I can't sleep, have been overthinking and having panic attacks when lying down so have moved to the lounge on my laptop. I tried all of the breathing stuff, but was still getting chest pains.

I feel like I can't carry on for much longer- especially with the pain.

Katkins1 · 01/09/2014 07:37

I sh last night :( Nothing major, just scratched all along my forearms with my nails. I had way too many worries spinning around my head, and felt myself spiralling out of control. It helped me to sleep, and calm down a bit. I used to cut myself when I was a teenager, but haven't since dd was a baby.

I won't be taken seriously by mh services, or anyone else for that matter. I feel almost dead. It's too much for one person to deal with alone.

fluffydressinggown · 01/09/2014 08:17

Sorry you SIed katkins take care of yourself xx

Keema I can relate to hating taking meds, I am not known for my compliance (get told off about this a LOT!) but I know that being on them is what keeps me stable so I have to persist. I just hate that I am so broken I need meds. I am lucky in that both risperidone and aripriprazole have not made me too fuzzy. I have also had no problems with my driving license, I think that is because I have a diagnosis of bpd rather than bp and psychosis is not always a given in bpd.

I have to go to work now and I don't want to but I know when I am there it will be ok. I had lots of dark thoughts last night but trying to be more positive this morning.

KeemaNaanAndCurryOn · 01/09/2014 10:19

Oh yes, compliance is my downfall. I always get the talk about "if you were diabetic would you stop taking your insulin?"

It's not like that in my head though. I dislike the thought that the essense of who I am can only work properly with medication and I can't shake the belief (erroneous or not) that the drugs are causing brain damage.

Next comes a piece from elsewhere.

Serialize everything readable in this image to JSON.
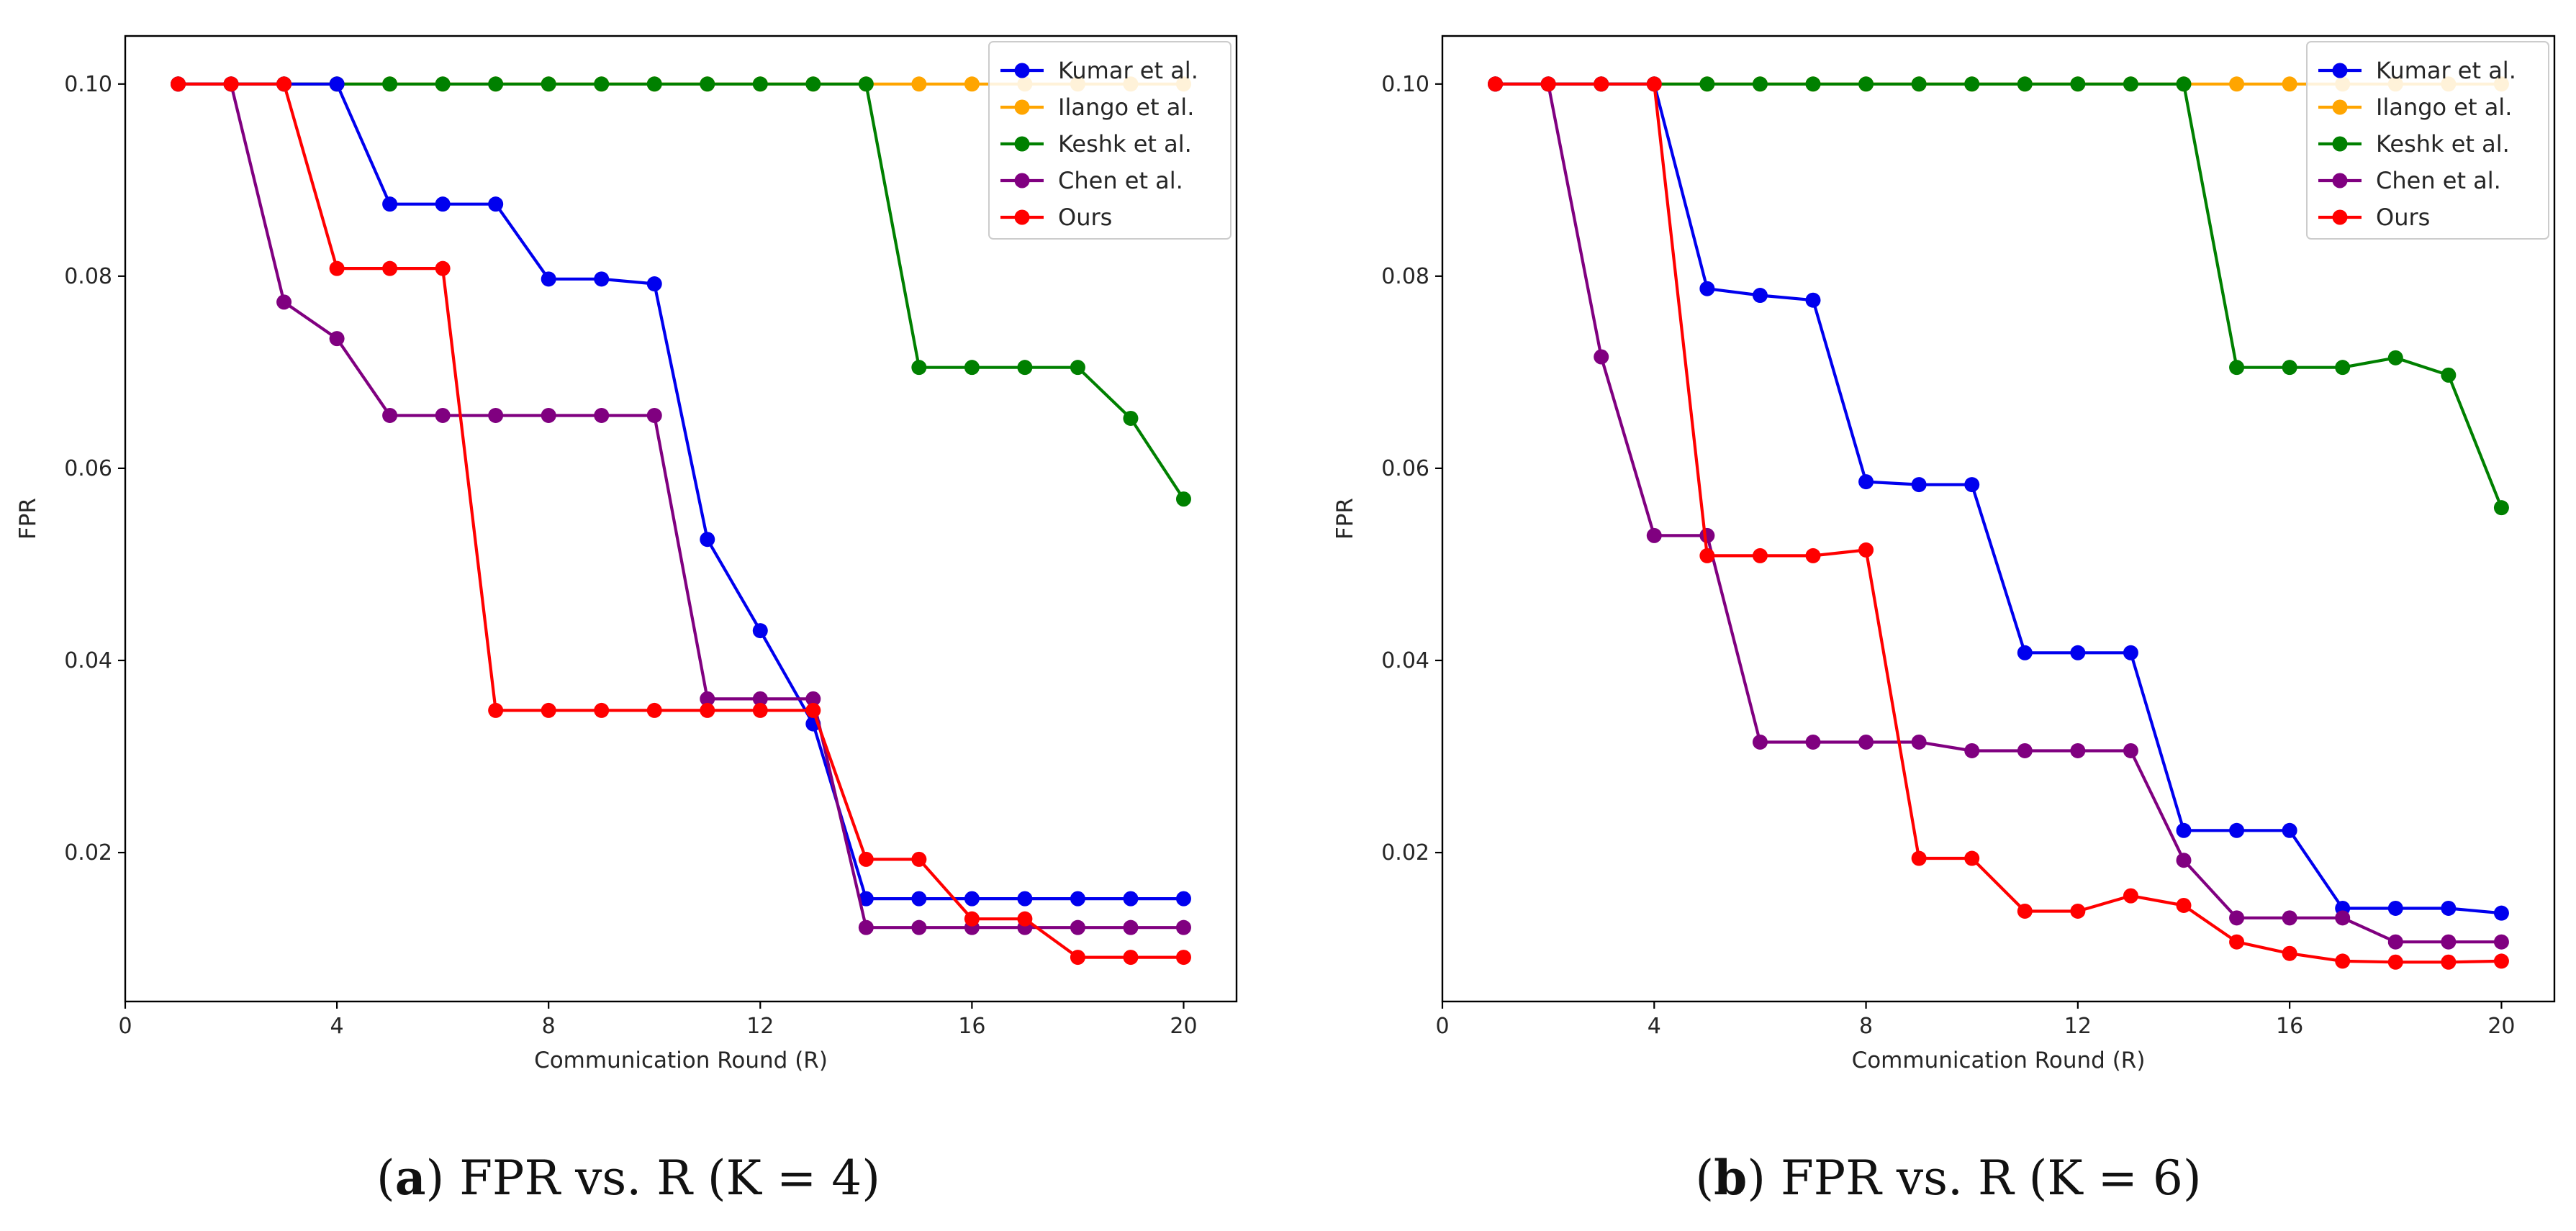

Katkins1 · 01/09/2014 12:23

I don't mind the compliance, but this is because I'm in sole charge of dd. How I was in my episode really scared me and wasn't safe, so I'd like to get better. In really really trying, have had a clear out, sorted uniforms, lots of housework, trimmed dds hair, but I'm do so much pain and everything seems like such hard work. I feel as though I'm falling into a pit of hopelessness, and there's no way out. I wish there were, even just for a little while.

Victrix · 01/09/2014 13:27

From the outside looking in you really are doing amazingly well Katkins but I appreciate it probably doesn't feel that way. Can relate on sh, have been keeping my nails cut short for a reason recently.

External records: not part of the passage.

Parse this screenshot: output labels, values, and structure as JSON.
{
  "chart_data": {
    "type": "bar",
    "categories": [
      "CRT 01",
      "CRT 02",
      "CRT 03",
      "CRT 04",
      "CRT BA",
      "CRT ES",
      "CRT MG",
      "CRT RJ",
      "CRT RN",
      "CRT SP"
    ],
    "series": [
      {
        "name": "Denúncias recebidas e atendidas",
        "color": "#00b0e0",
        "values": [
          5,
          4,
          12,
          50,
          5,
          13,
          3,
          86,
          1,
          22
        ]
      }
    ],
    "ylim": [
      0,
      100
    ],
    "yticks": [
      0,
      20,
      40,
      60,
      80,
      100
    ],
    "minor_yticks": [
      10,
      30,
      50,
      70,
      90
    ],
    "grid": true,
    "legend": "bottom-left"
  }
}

I want to get through a whole day with the blinds open. Keep feeling watched and closing them.

SomethingVicardThisWayComes · 01/09/2014 14:24

hi all
just catching up....not been online for a few days.

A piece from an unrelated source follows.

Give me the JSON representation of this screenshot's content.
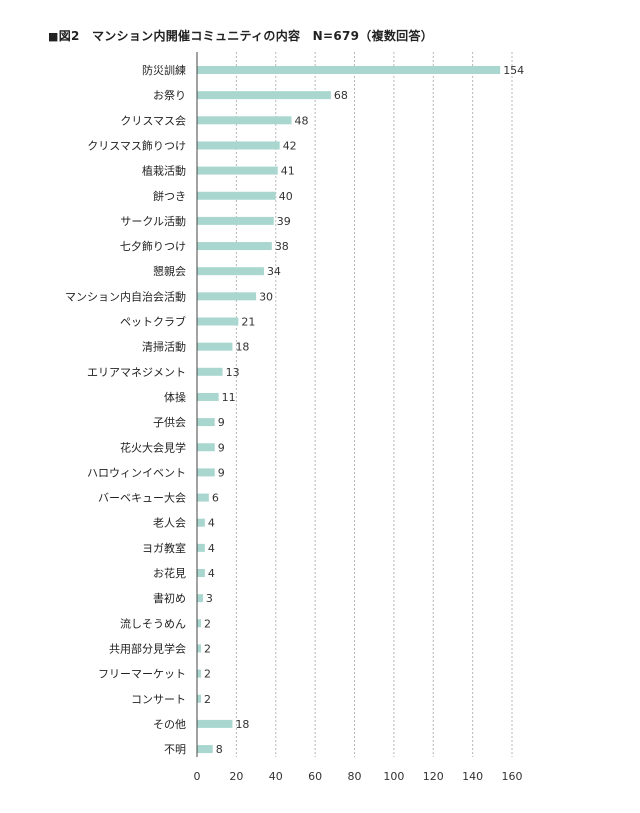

im ill again with laryngitis. so fed up as clearly my surgery hasn't worked. anyway....just having a catch up with where everyone is.

OP posts:
Katkins1 · 01/09/2014 16:32

Hi Something. Have been thinking of you. How are you feeling emotionally I mean, apart from the throat thing?

I phoned my CpN. She has booked me in with the Doctor on the 9th September, for a meds review. Hopefully I can have a chat re: the pain and not being able to get up and so on. She might be able to help a bit.